Walmart has started making its first deliveries by drone, launching a small pilot program this week in Fayetteville, North Carolina. The retailer will be delivering “select grocery and household essential items” using automated drones operated by Israeli startup Flytrex.
Each of the drones can fly at speeds of 32 mph, travel distances of 6.2 miles in a round trip, and carry up to 6.6 pounds (that’s roughly “6-8 hamburgers,” according to converted units offered on Flytrex’s own website). A demo video of the drone shows how it lowers packages to the ground from 80 feet in the air rather than having to land itself. Flytrex received approval from the FAA to test food deliveries in North Carolina last year, with caveats that its drones only fly predetermined routes in the daytime over unpopulated areas.
Walmart has offered few details on the program, including how many drones are involved in the pilot and what checks (if any) customers need to make before receiving a delivery.
“We know that it will be some time before we see millions of packages delivered via drone,” said Walmart senior vice president Tom Ward, in a news post. “That still feels like a bit of science fiction, but we’re at a point where we’re learning more and more about the technology that is available and how we can use it to make our customers’ lives easier.”
Walmart has been looking into drone delivery for many years, making its first tests back in 2015 and experimenting with using drones to check inventory in its warehouses in 2016. Moving from internal tests to customer deliveries is a big step, though. Although delivery drones have been on the horizon for many years, a number of challenges, like safety regulations and high costs compared to traditional delivery, have slowed adoption.

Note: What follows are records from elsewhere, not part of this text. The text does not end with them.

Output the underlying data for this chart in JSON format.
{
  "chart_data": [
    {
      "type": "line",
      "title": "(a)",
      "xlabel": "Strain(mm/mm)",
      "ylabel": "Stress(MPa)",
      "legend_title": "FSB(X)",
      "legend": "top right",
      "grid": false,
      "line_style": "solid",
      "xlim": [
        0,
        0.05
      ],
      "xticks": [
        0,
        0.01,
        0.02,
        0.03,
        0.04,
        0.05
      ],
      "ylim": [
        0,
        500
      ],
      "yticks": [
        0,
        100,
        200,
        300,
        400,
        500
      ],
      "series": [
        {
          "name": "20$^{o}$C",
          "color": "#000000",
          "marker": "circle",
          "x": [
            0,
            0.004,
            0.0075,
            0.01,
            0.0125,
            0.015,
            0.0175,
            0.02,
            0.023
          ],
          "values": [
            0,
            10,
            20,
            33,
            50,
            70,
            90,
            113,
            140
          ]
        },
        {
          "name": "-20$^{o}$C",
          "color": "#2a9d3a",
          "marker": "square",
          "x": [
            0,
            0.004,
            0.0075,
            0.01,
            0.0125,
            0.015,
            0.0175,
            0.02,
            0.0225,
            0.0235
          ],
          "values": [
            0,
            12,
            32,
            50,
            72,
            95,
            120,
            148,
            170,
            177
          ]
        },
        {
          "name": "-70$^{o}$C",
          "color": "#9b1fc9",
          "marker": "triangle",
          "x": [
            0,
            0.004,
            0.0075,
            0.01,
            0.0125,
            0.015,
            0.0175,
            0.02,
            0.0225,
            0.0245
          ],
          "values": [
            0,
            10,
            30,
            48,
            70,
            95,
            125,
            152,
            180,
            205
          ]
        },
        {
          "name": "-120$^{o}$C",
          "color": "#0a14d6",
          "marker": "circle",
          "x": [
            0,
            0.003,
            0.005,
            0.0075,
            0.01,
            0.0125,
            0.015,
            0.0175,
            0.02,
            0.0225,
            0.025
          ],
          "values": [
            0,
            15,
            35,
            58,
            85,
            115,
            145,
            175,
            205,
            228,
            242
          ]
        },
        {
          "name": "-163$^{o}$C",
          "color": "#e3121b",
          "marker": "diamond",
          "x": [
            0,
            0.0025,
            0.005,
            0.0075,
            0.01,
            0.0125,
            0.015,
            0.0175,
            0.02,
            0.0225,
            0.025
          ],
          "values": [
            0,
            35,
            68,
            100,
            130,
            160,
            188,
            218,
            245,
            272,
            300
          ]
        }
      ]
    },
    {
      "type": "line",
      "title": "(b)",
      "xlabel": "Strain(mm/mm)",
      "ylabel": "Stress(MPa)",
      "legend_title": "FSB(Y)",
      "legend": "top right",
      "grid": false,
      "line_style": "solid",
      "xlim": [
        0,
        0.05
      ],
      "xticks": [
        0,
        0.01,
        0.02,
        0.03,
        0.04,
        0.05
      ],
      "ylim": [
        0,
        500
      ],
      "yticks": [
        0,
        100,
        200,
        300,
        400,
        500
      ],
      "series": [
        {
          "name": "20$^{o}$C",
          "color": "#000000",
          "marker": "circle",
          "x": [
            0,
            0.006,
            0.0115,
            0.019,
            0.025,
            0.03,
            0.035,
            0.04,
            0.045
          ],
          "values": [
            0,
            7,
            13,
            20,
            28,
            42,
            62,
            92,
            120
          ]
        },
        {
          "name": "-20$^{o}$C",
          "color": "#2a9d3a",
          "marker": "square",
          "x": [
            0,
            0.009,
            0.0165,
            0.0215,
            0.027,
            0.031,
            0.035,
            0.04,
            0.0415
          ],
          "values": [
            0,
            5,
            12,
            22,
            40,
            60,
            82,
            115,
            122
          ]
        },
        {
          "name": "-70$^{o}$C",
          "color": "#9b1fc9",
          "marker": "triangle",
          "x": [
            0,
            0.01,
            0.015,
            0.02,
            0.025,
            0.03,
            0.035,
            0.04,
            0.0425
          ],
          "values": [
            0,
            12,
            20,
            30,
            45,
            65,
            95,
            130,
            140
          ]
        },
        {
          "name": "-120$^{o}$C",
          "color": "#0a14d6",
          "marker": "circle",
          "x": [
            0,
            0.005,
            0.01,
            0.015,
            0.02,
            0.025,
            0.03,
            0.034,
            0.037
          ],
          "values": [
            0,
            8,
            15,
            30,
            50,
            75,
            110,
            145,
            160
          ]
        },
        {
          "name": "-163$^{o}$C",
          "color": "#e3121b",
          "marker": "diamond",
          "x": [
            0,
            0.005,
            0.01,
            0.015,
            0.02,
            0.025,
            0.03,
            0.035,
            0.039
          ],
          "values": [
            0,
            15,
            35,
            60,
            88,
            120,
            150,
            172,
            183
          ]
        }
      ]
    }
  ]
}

Walmart, though, no doubt has one eye on its biggest rival, Amazon, which last month received approval from the Federal Aviation Administration (FAA) to operate as a drone airline in the United States, paving the way for larger commercial operations. Walmart seems to be avoiding the need for direct certification by contracting its drone operations to Flytrex, which is already part of the FAA’s UAS Integration Pilot Program. Walmart also recently launched a new subscription service, Walmart+, to compete with Amazon Prime.
Drone deliveries look especially attractive during a pandemic, when many customers and business are keen to avoid in-person interactions. But don’t expect to see drones from Walmart (or any other retailer) buzzing over city streets any time soon. As Flytrex boasts on its website, its aircraft are “designed for the suburbs.”